GALVmed and AgResults are delighted to announce the launch of the Brucellosis Vaccine Initiative, a US $30 million prize competition aimed at incentivising animal health companies to develop a vaccine against brucellosis to be used mainly in developing countries.
The prize – one of the largest of its kind – is funded by AgResults, a collaborative initiative between the governments of Australia, Canada, the UK and the US as well as the Bill & Melinda Gates Foundation in an effort to find innovative solutions from the private sector to seemingly intractable development challenges. GALVmed will act as the pilot manager and manage the implementation of the prize over the nearly ten year prize competition.
“The Brucellosis Vaccine Initiative is an innovative approach for the development of new vaccines while working with the animal health industry, which has the expertise to develop these vaccines,” said Peter Jeffries, the CEO of GALVmed. “Brucellosis is a significant disease for many people in the developing world and it causes human and animal health problems. An effective Brucellosis vaccine would have an incredible global impact.”

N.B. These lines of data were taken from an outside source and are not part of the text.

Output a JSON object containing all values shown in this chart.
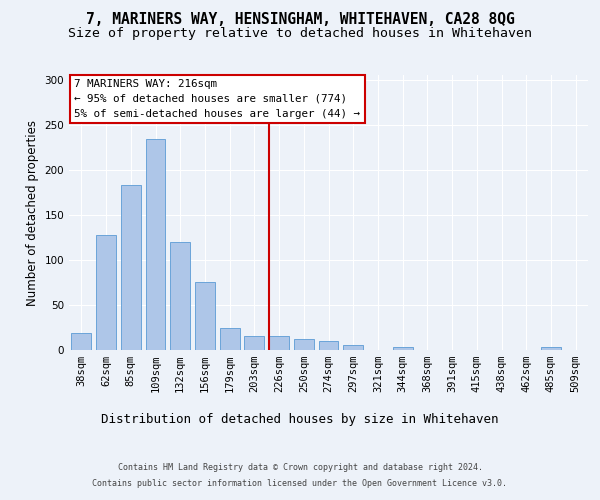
{
  "title": "7, MARINERS WAY, HENSINGHAM, WHITEHAVEN, CA28 8QG",
  "subtitle": "Size of property relative to detached houses in Whitehaven",
  "xlabel": "Distribution of detached houses by size in Whitehaven",
  "ylabel": "Number of detached properties",
  "footer_line1": "Contains HM Land Registry data © Crown copyright and database right 2024.",
  "footer_line2": "Contains public sector information licensed under the Open Government Licence v3.0.",
  "bin_labels": [
    "38sqm",
    "62sqm",
    "85sqm",
    "109sqm",
    "132sqm",
    "156sqm",
    "179sqm",
    "203sqm",
    "226sqm",
    "250sqm",
    "274sqm",
    "297sqm",
    "321sqm",
    "344sqm",
    "368sqm",
    "391sqm",
    "415sqm",
    "438sqm",
    "462sqm",
    "485sqm",
    "509sqm"
  ],
  "bar_heights": [
    19,
    128,
    183,
    234,
    120,
    75,
    24,
    15,
    15,
    12,
    10,
    5,
    0,
    3,
    0,
    0,
    0,
    0,
    0,
    3,
    0
  ],
  "bar_color": "#aec6e8",
  "bar_edge_color": "#5b9bd5",
  "bar_width": 0.8,
  "vline_x": 7.59,
  "vline_color": "#cc0000",
  "annotation_text": "7 MARINERS WAY: 216sqm\n← 95% of detached houses are smaller (774)\n5% of semi-detached houses are larger (44) →",
  "annotation_box_color": "#cc0000",
  "ylim": [
    0,
    305
  ],
  "yticks": [
    0,
    50,
    100,
    150,
    200,
    250,
    300
  ],
  "bg_color": "#edf2f9",
  "plot_bg_color": "#edf2f9",
  "grid_color": "#ffffff",
  "title_fontsize": 10.5,
  "subtitle_fontsize": 9.5,
  "ylabel_fontsize": 8.5,
  "xlabel_fontsize": 9,
  "tick_fontsize": 7.5,
  "footer_fontsize": 6,
  "annotation_fontsize": 7.8
}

The challenge is targeting animal health, biotech and pharmaceutical companies and other organisations to develop and register an effective and safe vaccine to be used against B. melitensis, a strain of Brucellosis that particularly affects smallholder farmers in the developing world. Current vaccines against the disease are often ineffectual in the developing country context because they require complex management systems and/or may pose a threat to vaccinators as they contain the live disease. Furthermore, the current vaccine is thermosensitive and needs constant refrigeration. Given that a significant percentage of smallholder farmers may be nomadic in nature or live in remote areas and refrigeration facilities are few, the only currently available vaccine therefore has proved to be ultimately ineffective.

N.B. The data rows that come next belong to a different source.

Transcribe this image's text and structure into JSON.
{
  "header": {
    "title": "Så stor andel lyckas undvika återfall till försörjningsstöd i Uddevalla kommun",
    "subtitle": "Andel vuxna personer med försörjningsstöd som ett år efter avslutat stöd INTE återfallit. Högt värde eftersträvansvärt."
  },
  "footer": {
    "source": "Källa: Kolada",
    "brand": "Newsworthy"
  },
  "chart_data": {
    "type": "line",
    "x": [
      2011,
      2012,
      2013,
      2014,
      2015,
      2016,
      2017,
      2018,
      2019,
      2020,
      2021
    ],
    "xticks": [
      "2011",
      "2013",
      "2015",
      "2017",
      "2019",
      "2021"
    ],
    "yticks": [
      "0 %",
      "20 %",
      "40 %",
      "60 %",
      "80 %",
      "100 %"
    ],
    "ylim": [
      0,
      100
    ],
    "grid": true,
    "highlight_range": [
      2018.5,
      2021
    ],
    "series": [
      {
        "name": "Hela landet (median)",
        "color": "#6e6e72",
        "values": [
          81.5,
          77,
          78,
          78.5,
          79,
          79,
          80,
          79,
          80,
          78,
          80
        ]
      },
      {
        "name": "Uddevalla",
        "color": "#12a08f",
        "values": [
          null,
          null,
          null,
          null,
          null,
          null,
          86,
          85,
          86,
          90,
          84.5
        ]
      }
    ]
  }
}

Brucellosis is a costly disease that affects ruminants (cattle, sheep, goats, buffalo, etc.) and causes abortions, infertility, decreased milk production and weight loss, among other effects. In addition to the effects the disease has on animals, the disease can cross the species barrier and effect humans with severe flu-like symptoms. There are approximately 500,000 new human cases reported annually. Such effects impact smallholder famers by depriving them of their main source of livelihood and ultimately reduces their ability to break out of the cycle of poverty.